The U.S. Commodity Futures Trading Commission (CFTC) has warned investors to be careful as arbitrage profit scams are hard to detect.
The CFTC has said it suspects the CEO of Arbitraging.co, a cryptocompany, of fraud. According to the CFTC, Jeremy Rounsville misled investors by claiming he had developed a “highly advanced arbitrage bot” that could trade effectively.
“Rownsville’s claims were not true. The Arbitraging.co bot, known as aBOT, has never traded on behalf of investors,” the derivatives regulator says.

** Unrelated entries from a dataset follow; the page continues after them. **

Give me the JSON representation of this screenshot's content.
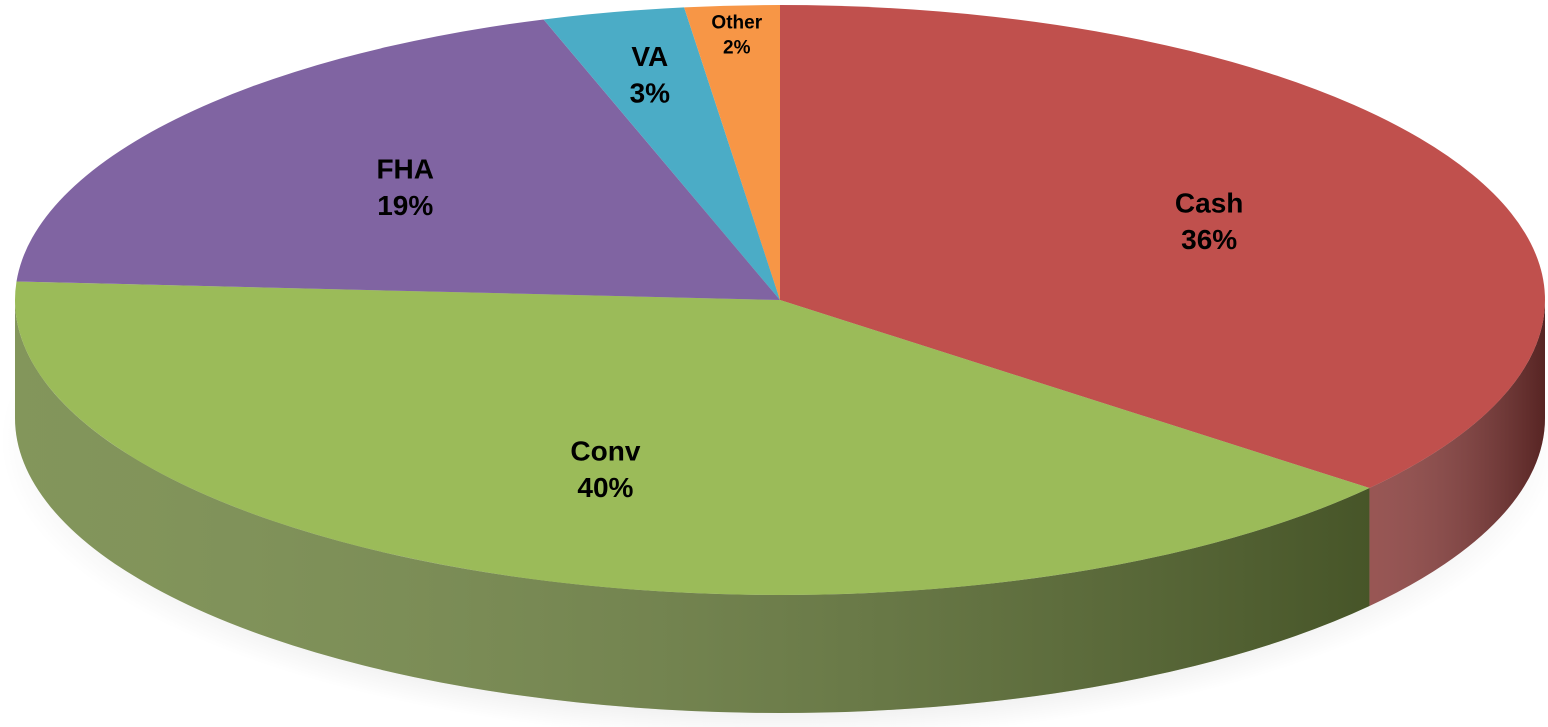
{
  "chart_data": {
    "type": "pie",
    "categories": [
      "Cash",
      "Conv",
      "FHA",
      "VA",
      "Other"
    ],
    "values": [
      36,
      40,
      19,
      3,
      2
    ],
    "value_labels": [
      "36%",
      "40%",
      "19%",
      "3%",
      "2%"
    ],
    "colors": [
      "#c0504d",
      "#9bbb59",
      "#8064a2",
      "#4bacc6",
      "#f79646"
    ]
  }
}
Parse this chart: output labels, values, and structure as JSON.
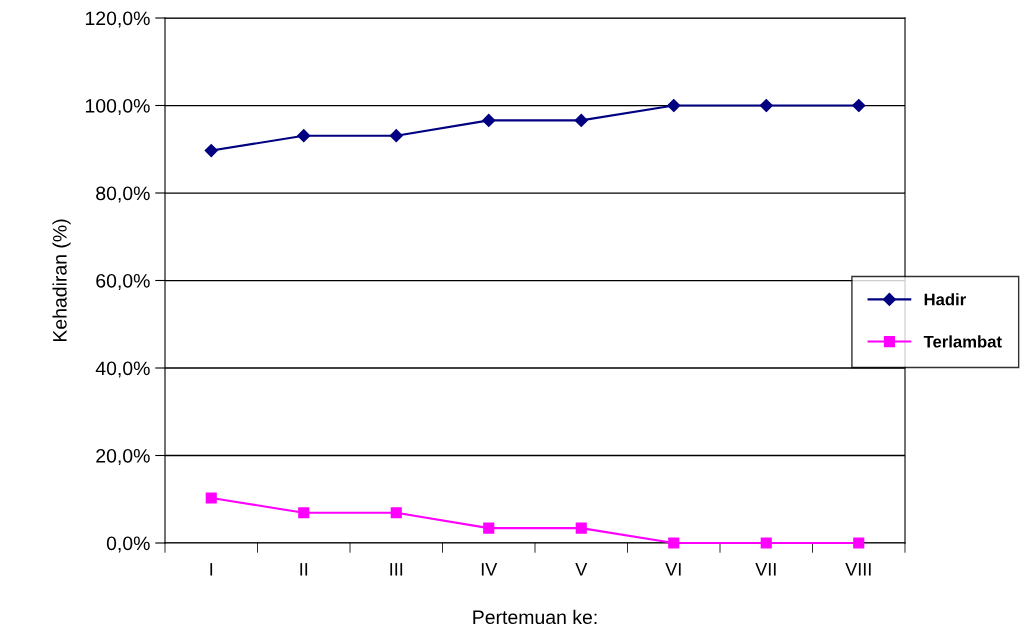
{
  "chart_data": {
    "type": "line",
    "xlabel": "Pertemuan ke:",
    "ylabel": "Kehadiran (%)",
    "categories": [
      "I",
      "II",
      "III",
      "IV",
      "V",
      "VI",
      "VII",
      "VIII"
    ],
    "series": [
      {
        "name": "Hadir",
        "color": "#000080",
        "marker": "diamond",
        "values": [
          89.7,
          93.1,
          93.1,
          96.6,
          96.6,
          100,
          100,
          100
        ]
      },
      {
        "name": "Terlambat",
        "color": "#ff00ff",
        "marker": "square",
        "values": [
          10.3,
          6.9,
          6.9,
          3.4,
          3.4,
          0,
          0,
          0
        ]
      }
    ],
    "ylim": [
      0,
      120
    ],
    "yticks": [
      {
        "value": 0,
        "label": "0,0%"
      },
      {
        "value": 20,
        "label": "20,0%"
      },
      {
        "value": 40,
        "label": "40,0%"
      },
      {
        "value": 60,
        "label": "60,0%"
      },
      {
        "value": 80,
        "label": "80,0%"
      },
      {
        "value": 100,
        "label": "100,0%"
      },
      {
        "value": 120,
        "label": "120,0%"
      }
    ],
    "grid": "y",
    "legend": "right",
    "line_style": "solid"
  }
}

The commission declared that such manipulations in trade show the importance of regulation, which includes the protection of customers and the control of market participants. CFTC Commissioner Kristin Johnson warned that this is neither the first nor the last time that investors have been manipulated. And that such incidents will become more and more:
“As the technology to support complex trading strategies becomes readily available, investors will increasingly be drawn into fraudulent fundraising schemes like the Rouncesville scheme.”
Johnson added that the use of extremely complex trading technologies in the crypto market is “actually extremely competitive.” According to the official, strategies that focus on generating arbitrage profits or rents are almost elusive.
Recently, the US Securities and Exchange Commission (SEC) accused the Trade Coin Club team of stealing 80,000 bitcoins from over 100,000 investors using a Ponzi scheme.